Il y a quelques semaines, j’ai eu le plaisir d’être invité à Limoges, à un dîner débat qui avait pour invité Edith Cresson.
Biographie :
http://fr.wikipedia.org/wiki/Edith_Cresson
A lire aussi: [url]www.denistouret.net/constit/Cresson.html.[/url]
Ce n’est pas quelque chose que l’on a l’occasion de vivre tous les jours, et je m’attendais à une soirée captivante.
J’avais eu l’occasion, quelques mois auparavant et dans des circonstances similaires, d’échanger quelques mots avec Roland Dumas,
j’en garde un souvenir mémorable :
http://lairderilhacrancon.centerblog.net/1960966-Rencontre-avec-Roland-Dumas
La seule femme à avoir accédé au poste de Premier ministre en France était donc là, à quelques mètres de nous. Après un très bon repas (comme toujours au Clos des Cèdres !), l’animateur, lui posa ses questions, en commençant par une brève biographie.
Edith Cresson, à tout d’abord, critiquée le gouvernement actuel (nous étions en plein dans l'affaire du « test ADN »), critiquée l’omniprésence médiatique du président, l’affaire Villepin.
Et puis, elle a parlée de son parti, en répétant plusieurs fois, que durant ses 11 mois de fonction à la tête du gouvernement,
les attaques venaient « toujours ou quasi »
de son propre camps.
Je me suis dit en moi même, « c’est vrai qu’elle à du tempérament ! Ca "balance dur"; J’attendais des détails croustillants de la grande sphère politique »
Mme Cresson, nous expliqua alors que le poste de 1er ministre était le plus difficile et ingrat de notre pays:
Peu de moyens avec peu de temps, toujours sous les feux des médias, des synergies inter ministérielles difficiles à créer et surtout aucun appui comme l’avaient les autres ministères. Selon elle, c’est Bercy qui tient les commandes de l’Etat.
L’ancienne commissaire européenne, nous a parlée de la place de la France dans l’UE. Selon ses mots « nous, Français, ne sommes pas capables de défendre notre pays et notre rang à Bruxelles ». Les Anglais et les Allemands, eux, pèsent de tous leurs poids alors que nos députés ont un taux d’abstentionnisme record aux scéances …
Critiques par ci, critiques par là. L’heure tournait et je trouvais de moins en moins l’attitude de cette femme « constructive ».
Pourquoi tant de reproches ? N’avait elle pas été la 1ere femme 1er ministre ? Curieuse impression ?

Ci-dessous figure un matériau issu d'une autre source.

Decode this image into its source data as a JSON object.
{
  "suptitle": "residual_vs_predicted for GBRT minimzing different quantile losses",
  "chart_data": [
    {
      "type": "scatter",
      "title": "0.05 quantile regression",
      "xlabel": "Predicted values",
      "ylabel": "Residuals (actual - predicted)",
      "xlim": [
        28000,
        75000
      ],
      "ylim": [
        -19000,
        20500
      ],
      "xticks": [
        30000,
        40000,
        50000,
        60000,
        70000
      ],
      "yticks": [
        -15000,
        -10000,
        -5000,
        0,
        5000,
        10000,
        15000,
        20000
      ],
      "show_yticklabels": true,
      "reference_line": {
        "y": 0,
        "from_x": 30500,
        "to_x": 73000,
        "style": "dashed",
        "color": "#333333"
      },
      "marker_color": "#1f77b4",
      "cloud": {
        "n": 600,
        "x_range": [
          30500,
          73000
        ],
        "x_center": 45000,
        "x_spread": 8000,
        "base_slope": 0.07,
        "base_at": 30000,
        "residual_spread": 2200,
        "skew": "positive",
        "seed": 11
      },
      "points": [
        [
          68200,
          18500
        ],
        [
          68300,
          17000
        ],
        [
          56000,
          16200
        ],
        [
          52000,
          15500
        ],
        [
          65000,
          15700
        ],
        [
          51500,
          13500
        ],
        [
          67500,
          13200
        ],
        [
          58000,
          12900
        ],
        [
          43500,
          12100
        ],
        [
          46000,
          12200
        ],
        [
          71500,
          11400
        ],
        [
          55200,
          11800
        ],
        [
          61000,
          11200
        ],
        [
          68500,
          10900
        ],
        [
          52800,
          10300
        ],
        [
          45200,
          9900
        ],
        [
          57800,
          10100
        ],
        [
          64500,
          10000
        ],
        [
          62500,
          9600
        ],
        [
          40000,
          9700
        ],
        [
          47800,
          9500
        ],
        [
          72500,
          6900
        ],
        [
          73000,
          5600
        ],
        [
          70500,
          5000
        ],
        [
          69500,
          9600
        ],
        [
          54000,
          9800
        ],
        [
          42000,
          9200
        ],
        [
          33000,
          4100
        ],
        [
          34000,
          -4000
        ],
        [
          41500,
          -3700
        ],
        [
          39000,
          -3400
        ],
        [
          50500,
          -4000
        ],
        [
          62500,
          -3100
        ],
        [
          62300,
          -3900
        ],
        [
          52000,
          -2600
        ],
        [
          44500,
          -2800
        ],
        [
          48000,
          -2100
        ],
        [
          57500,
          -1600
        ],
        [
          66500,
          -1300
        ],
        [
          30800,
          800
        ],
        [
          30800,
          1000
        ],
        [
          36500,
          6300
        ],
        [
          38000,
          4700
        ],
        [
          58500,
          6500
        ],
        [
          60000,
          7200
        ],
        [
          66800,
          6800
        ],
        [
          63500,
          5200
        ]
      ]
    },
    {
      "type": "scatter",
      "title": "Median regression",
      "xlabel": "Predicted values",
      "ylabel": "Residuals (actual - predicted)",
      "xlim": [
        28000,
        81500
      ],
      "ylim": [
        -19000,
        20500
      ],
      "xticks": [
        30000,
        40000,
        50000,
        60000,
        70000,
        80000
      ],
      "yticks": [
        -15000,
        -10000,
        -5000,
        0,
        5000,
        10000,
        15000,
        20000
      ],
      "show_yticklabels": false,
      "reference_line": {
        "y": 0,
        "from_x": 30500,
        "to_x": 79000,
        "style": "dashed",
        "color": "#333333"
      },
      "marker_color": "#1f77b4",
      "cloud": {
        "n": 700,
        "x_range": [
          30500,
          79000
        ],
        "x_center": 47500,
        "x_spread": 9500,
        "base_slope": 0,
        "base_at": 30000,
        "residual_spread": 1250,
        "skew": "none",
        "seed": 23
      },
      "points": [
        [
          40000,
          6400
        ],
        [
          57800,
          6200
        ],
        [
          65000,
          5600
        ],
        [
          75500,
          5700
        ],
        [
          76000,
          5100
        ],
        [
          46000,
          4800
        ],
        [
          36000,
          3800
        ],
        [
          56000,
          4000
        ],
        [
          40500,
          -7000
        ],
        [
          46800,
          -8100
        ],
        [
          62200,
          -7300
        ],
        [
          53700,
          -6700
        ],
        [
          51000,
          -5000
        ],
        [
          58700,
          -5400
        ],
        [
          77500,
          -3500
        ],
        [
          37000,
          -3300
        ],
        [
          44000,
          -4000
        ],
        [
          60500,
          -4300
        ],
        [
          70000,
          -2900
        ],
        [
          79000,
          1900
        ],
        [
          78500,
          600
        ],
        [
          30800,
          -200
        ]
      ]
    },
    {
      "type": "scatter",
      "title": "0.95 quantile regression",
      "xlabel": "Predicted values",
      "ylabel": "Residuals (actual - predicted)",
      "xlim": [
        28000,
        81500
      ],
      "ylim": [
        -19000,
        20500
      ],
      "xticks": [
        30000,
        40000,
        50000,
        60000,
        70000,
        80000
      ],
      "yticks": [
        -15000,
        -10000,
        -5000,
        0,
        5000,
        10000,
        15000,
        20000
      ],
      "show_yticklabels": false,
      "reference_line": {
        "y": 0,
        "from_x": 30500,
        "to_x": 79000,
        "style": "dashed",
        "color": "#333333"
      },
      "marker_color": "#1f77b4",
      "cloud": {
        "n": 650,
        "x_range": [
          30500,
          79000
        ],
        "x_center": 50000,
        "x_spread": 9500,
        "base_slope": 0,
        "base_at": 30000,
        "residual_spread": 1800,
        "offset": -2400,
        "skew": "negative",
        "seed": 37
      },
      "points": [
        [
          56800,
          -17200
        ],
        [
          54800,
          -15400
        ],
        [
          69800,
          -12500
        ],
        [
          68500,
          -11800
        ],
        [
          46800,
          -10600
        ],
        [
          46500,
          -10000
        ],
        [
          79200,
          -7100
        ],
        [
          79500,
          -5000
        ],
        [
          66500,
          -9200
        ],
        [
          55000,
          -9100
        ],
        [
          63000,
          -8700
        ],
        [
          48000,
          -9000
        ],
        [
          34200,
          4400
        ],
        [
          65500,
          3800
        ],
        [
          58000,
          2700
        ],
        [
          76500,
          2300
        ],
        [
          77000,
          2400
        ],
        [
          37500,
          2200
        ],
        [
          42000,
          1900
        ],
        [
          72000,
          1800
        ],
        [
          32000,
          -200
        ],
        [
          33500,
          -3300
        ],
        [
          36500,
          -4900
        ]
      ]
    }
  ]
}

A la fin de son grand « déballage », j’eu envi de lui poser une question sur son parti : Le 1er tour de la présidentielle à démontré que l’électorat Français avait beaucoup évolué, que pensez vous du Modem et de sa situation (je faisait référence bien entendu à sa vision de la « rénovation du PS », et aux appels du pieds de plus en plus fréquents des « Royal et autres Moscovici », en gros était elle pour ou contre une alliance PS/Modem ?).
De son air hautain, elle répliqua sèchement : «voyons, je n’ai aucun commentaire à faire là-dessus. ».
Sentant que l’assemblée restait sur sa faim, elle rajouta « Un gouvernement se fait élire avec des idées fortes, puis gouverne toujours au Centre… »
Il n’y eut plus de questions dans la salle.
Avant de partir, je croisais son regard. Elle dédicaçait son dernier ouvrage : « Histoires Françaises, vendu 19 euros »
"Triste femme aigrie par un destin qu'elle n'a su saisir ?", me dis je en moi même.
Je comprends mieux aujourd’hui pourquoi le PS est dans une impasse. C’est en grande partie à cause de gens comme elle.
Certains les appellent les éléphants, d’autres les vétérans, d’autre encore "les douteux qui nous gouvernent".
Ce qui est sur, c’est qu’ils sont prisonniers de leur appareil politique.
Du coup, quand les idées font défaut, on se rattache à l'appareil, c'est plus simple ?
Mais au fond, ce sont les électeurs qui sont pris en défaut, perdu, comme des moutons sans berger. Et du coup, est ce qu'ils votent pour une idée ou pour un parti ?
Et si ces politiques sortaient enfin de cet état d’esprit sclérosé ? J'ai bien peur que ça ne prenne que trop de temps...
Un parti ce n'est ni un seul homme, ni un compte en banque, ni un appareil -aussi puissant soit-il-: c'est une ideologie commune qui lie des hommes et des femmes dans un même projet.